Number 10 also said ministers had been shown evidence that some GP surgeries were failing to tell patients about extending hours for appointments or ensuring they were at convenient times.
It said patients not seen outside working hours were "left with little option" but to go to A&E.
It comes as figures show more than four in 10 hospitals in England declared a major alert in the first week of the new year as they faced unprecedented pressures.
The director of acute care for NHS England, Professor Keith Willett, has estimated that 30% of patients attending A&E would be better cared for elsewhere in the system, the government said.
Downing Street said the prime minister wanted to help reduce pressures on hospitals in a number of ways:
- Ministers may ask GP surgeries to use a new appointments tool to submit appointments data
- GPs would receive extra funding for offering extended hours only if they could demonstrate they were offering appointments which patients wanted and were advertising them properly
- Surgeries receiving extra cash for longer opening times would be asked to expand their online services for patients to free up time for consultations and treatment
'Close to the precipice'
The British Medical Association (BMA) accused ministers of trying to "deflect blame" on to doctors rather than address the NHS funding crisis.
GP committee chairman Dr Chaand Nagpaul said pressure on A&E services was down to seriously ill patients for whom seeing a GP would not prevent a hospital admission.
The government must "take responsibility" and outline an emergency plan to tackle NHS under-resourcing, he said.
Professor Helen Stokes-Lampard, chairwoman of the Royal College of GPs said the "whole of general practice and primary care" was "close to the precipice" after being "under-funded and under-resourced for a decade".
Promises of more staff and resources had yet to reach the front line.
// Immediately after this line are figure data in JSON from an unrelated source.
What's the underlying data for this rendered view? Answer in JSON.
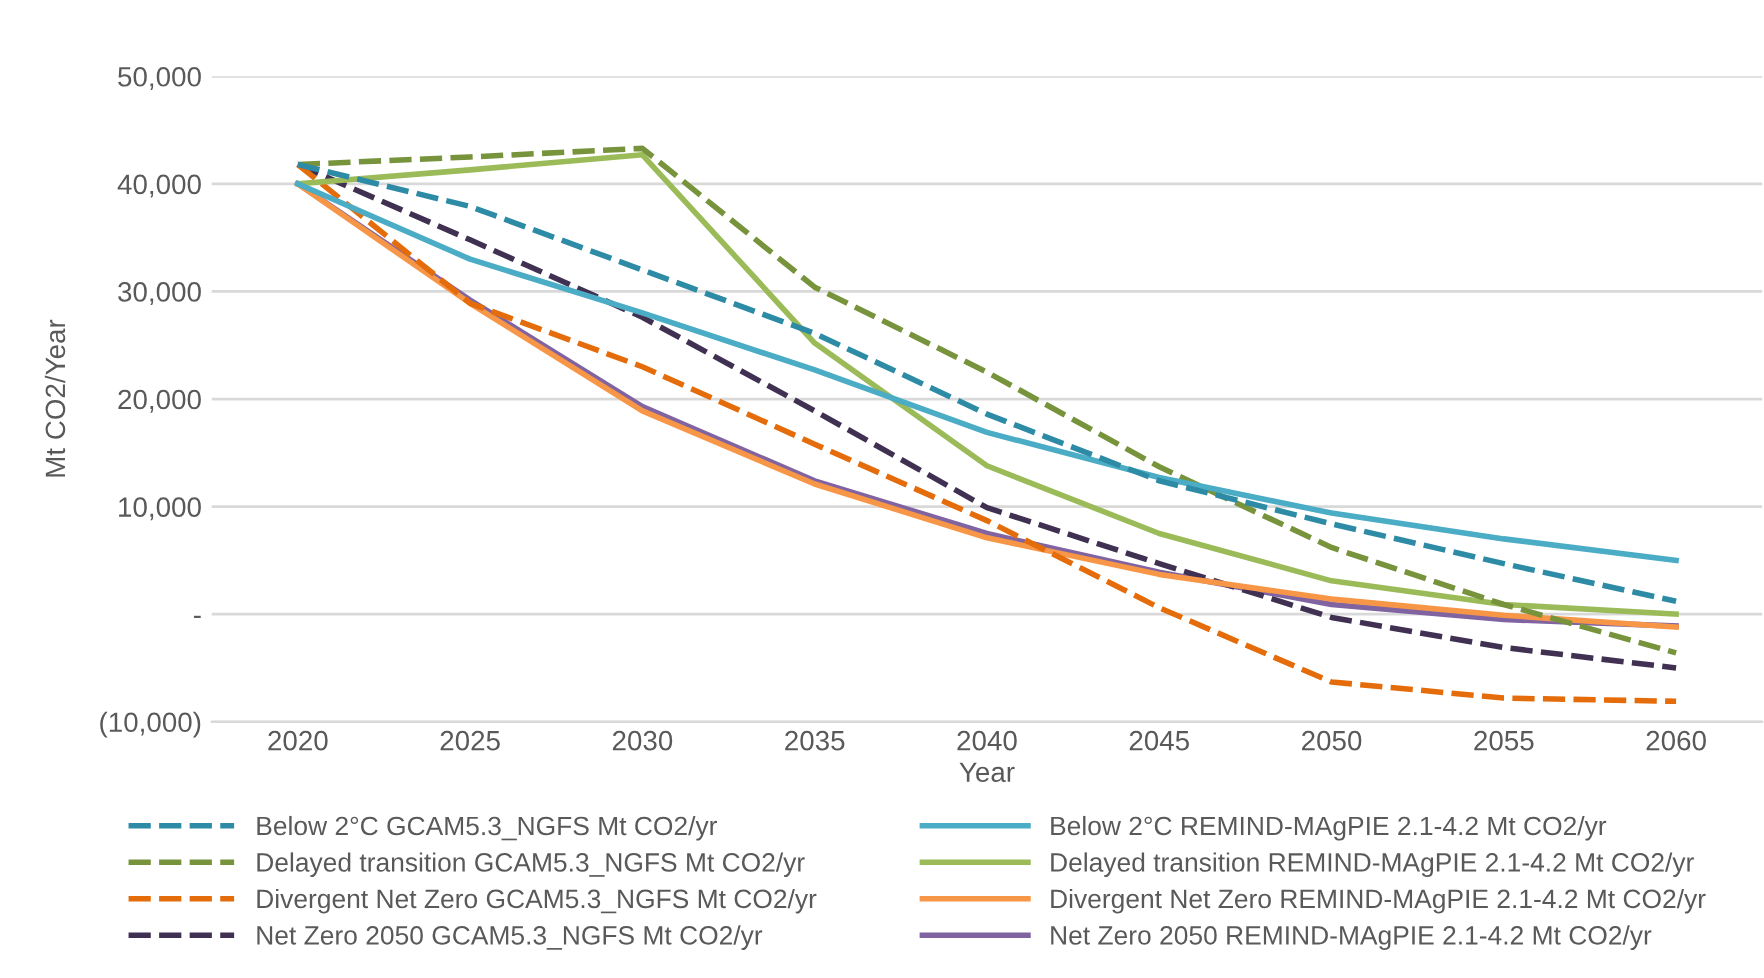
{
  "chart_data": {
    "type": "line",
    "xlabel": "Year",
    "ylabel": "Mt CO2/Year",
    "categories": [
      "2020",
      "2025",
      "2030",
      "2035",
      "2040",
      "2045",
      "2050",
      "2055",
      "2060"
    ],
    "ylim": [
      -10000,
      50000
    ],
    "yticks": [
      {
        "value": -10000,
        "label": "(10,000)"
      },
      {
        "value": 0,
        "label": "-"
      },
      {
        "value": 10000,
        "label": "10,000"
      },
      {
        "value": 20000,
        "label": "20,000"
      },
      {
        "value": 30000,
        "label": "30,000"
      },
      {
        "value": 40000,
        "label": "40,000"
      },
      {
        "value": 50000,
        "label": "50,000"
      }
    ],
    "grid": "y",
    "legend": "bottom",
    "marker": "none",
    "series": [
      {
        "name": "Below 2°C GCAM5.3_NGFS Mt CO2/yr",
        "color": "#2e8ba6",
        "line_style": "dashed",
        "values": [
          41800,
          37900,
          32000,
          26100,
          18600,
          12400,
          8400,
          4700,
          1200
        ]
      },
      {
        "name": "Below 2°C REMIND-MAgPIE 2.1-4.2 Mt CO2/yr",
        "color": "#4bacc6",
        "line_style": "solid",
        "values": [
          40000,
          33000,
          28000,
          22700,
          16900,
          12700,
          9400,
          7000,
          5000
        ]
      },
      {
        "name": "Delayed transition GCAM5.3_NGFS Mt CO2/yr",
        "color": "#77933c",
        "line_style": "dashed",
        "values": [
          41800,
          42500,
          43300,
          30400,
          22500,
          13700,
          6200,
          900,
          -3600
        ]
      },
      {
        "name": "Delayed transition REMIND-MAgPIE 2.1-4.2 Mt CO2/yr",
        "color": "#9bbb59",
        "line_style": "solid",
        "values": [
          40000,
          41300,
          42700,
          25200,
          13800,
          7500,
          3100,
          900,
          0
        ]
      },
      {
        "name": "Divergent Net Zero GCAM5.3_NGFS Mt CO2/yr",
        "color": "#e46c0a",
        "line_style": "dashed",
        "values": [
          41800,
          28900,
          23000,
          15800,
          8700,
          600,
          -6300,
          -7800,
          -8100
        ]
      },
      {
        "name": "Divergent Net Zero REMIND-MAgPIE 2.1-4.2 Mt CO2/yr",
        "color": "#f79646",
        "line_style": "solid",
        "values": [
          40000,
          28900,
          18900,
          12100,
          7100,
          3700,
          1400,
          -100,
          -1200
        ]
      },
      {
        "name": "Net Zero 2050 GCAM5.3_NGFS Mt CO2/yr",
        "color": "#403152",
        "line_style": "dashed",
        "values": [
          41800,
          34800,
          27600,
          18900,
          9900,
          4700,
          -300,
          -3100,
          -5000
        ]
      },
      {
        "name": "Net Zero 2050 REMIND-MAgPIE 2.1-4.2 Mt CO2/yr",
        "color": "#8064a2",
        "line_style": "solid",
        "values": [
          40000,
          29200,
          19300,
          12400,
          7500,
          3900,
          900,
          -500,
          -1100
        ]
      }
    ]
  }
}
She said: "So to put pressure on a system that's already cracking is unhelpful and it's going to demoralise GPs further."
Labour leader Jeremy Corbyn accused the prime minister of being in denial about the state of the NHS.
In a speech in central London, he said Theresa May was blaming the "crisis" on "hard-pressed and under-pressure GPs", not underfunding by the government.
Later, shadow health secretary Jon Ashworth told the BBC that the Conservatives had been promising a seven-day GP service for more than six years.
He said Mrs May's response to the "crisis" in the NHS was "increasingly incompetent and floundering", and urged her to "get a grip of the situation".
Health think tank the Nuffield Trust's chief executive Nigel Edwards said the problem was capacity, not timing.
"If you haven't got more GPs and more practice nurses to do it, you haven't increased the number of appointments, you've just put additional pressure on a service that's already under a very severe level of pressure," he said.
The government said ministers believed GP surgeries had a "vital role" to play in alleviating pressure on A&E.
A 14% increase in funding to general practice will ensure there will be about 5,000 more doctors by 2020, it added.